John Northrup, who now owns the Margaret Hoy farm, is making numerous improvements to both his house and barn. 

George Foreman has moved from his farm at the top of Hobbie Mountain to the Luddington farm at the Hook, which he recently purchased. Unless he can sell it, he will pasture young stock on the Brandow farm on which the house was burned a few weeks ago.

November 17, 1922

Word had been received here of the marriage of William Irvine at Seattle, Washington.

Concrete parapets are being put on the new bridge at the former Strangeway store in the Center.

Roscoe Brown at Lake Delaware, is putting in a new entrance to his cellar and concreting the cellar wall.

Born to Mr. and Mrs. Alfred Russell on November 14, a son.  The mother has been threatened with pneumonia. [This actually was a daughter, Mildred.

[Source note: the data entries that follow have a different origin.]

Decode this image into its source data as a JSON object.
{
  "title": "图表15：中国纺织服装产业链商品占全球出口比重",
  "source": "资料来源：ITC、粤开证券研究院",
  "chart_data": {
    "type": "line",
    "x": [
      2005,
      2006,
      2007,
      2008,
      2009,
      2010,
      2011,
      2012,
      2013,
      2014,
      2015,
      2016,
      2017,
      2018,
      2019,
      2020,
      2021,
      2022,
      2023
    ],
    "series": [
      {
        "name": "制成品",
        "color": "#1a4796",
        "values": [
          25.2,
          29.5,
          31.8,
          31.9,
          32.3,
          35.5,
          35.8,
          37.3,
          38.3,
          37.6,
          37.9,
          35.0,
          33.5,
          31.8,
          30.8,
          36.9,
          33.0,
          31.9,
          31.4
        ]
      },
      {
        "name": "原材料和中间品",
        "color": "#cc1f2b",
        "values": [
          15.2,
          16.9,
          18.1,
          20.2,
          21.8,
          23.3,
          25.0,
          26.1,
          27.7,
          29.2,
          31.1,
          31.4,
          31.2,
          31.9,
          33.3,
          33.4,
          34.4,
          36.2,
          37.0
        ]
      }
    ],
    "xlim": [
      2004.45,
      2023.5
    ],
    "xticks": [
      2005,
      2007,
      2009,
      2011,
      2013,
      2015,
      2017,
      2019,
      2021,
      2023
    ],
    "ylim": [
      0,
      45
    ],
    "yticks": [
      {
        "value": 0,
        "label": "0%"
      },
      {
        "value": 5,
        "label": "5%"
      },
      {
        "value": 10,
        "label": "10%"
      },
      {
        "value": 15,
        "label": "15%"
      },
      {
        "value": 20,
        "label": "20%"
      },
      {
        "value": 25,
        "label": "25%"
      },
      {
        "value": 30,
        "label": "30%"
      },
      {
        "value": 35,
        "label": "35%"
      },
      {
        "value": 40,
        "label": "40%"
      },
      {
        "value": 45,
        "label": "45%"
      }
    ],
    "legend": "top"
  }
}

She died in 1932. Her mother survived the birth and had three more children, dying in 1962.]

Hale Elliott, of Michigan, a former resident of this place, is just recovering from a severe attack of blood poisoning.

On election day the large truck of Milton Hastings, with John Aitkens as driver, went into the ditch and ran off the culvert at Oscar Felton’s and landed on its side.  The frame was badly twisted.

George Cable narrowly escaped a broken leg Saturday while putting some new plank in the Coulter Brook bridge.  In some manner he went thru the opening where he had taken up a plank and the new plant that he was about to put in fell from the saw benches and caught him across the leg between the hip and knee.  Robert Robinson happened along and brought him to the village where he secured a car to take him to his home at Delhi.

Bovina Cows Condemned

William J. Storie, who resides below Bovina Center, had his entire herd of cows and young stock tuberculin tested and nearly half of them reacted.  To be exact out of 46 herd of cows and young stock tested 25 were condemned, three of them being only last spring calves.

November 24, 1922

William Archibald is building an ice house.

Marion Banker, of Andes, is now driving truck for Sheffield Smith.

The making of cheese has been discontinued at the Up-Town Creamery.

A number of the friends of Mrs. Julia McPherson made her a surprise pound party Tuesday.

Arthur Kellam has completed his work at James Barnhart’s and has gone to Johnson City.

Mr. and Mrs. Richardson, of Glen Spey, Sullivan county, were guests at John Blair’s the past week, being accompanied by Mr. Blair’s daughter, Mrs. Marshall Thomson.

Silver Wedding in Bovina

Mr. and Mrs. William T. Miller celebrated the 25th anniversary of their marriage November 17.  About 60 of their neighbors and relatives were present.  The couple were presented with a dozen silver knives and forks.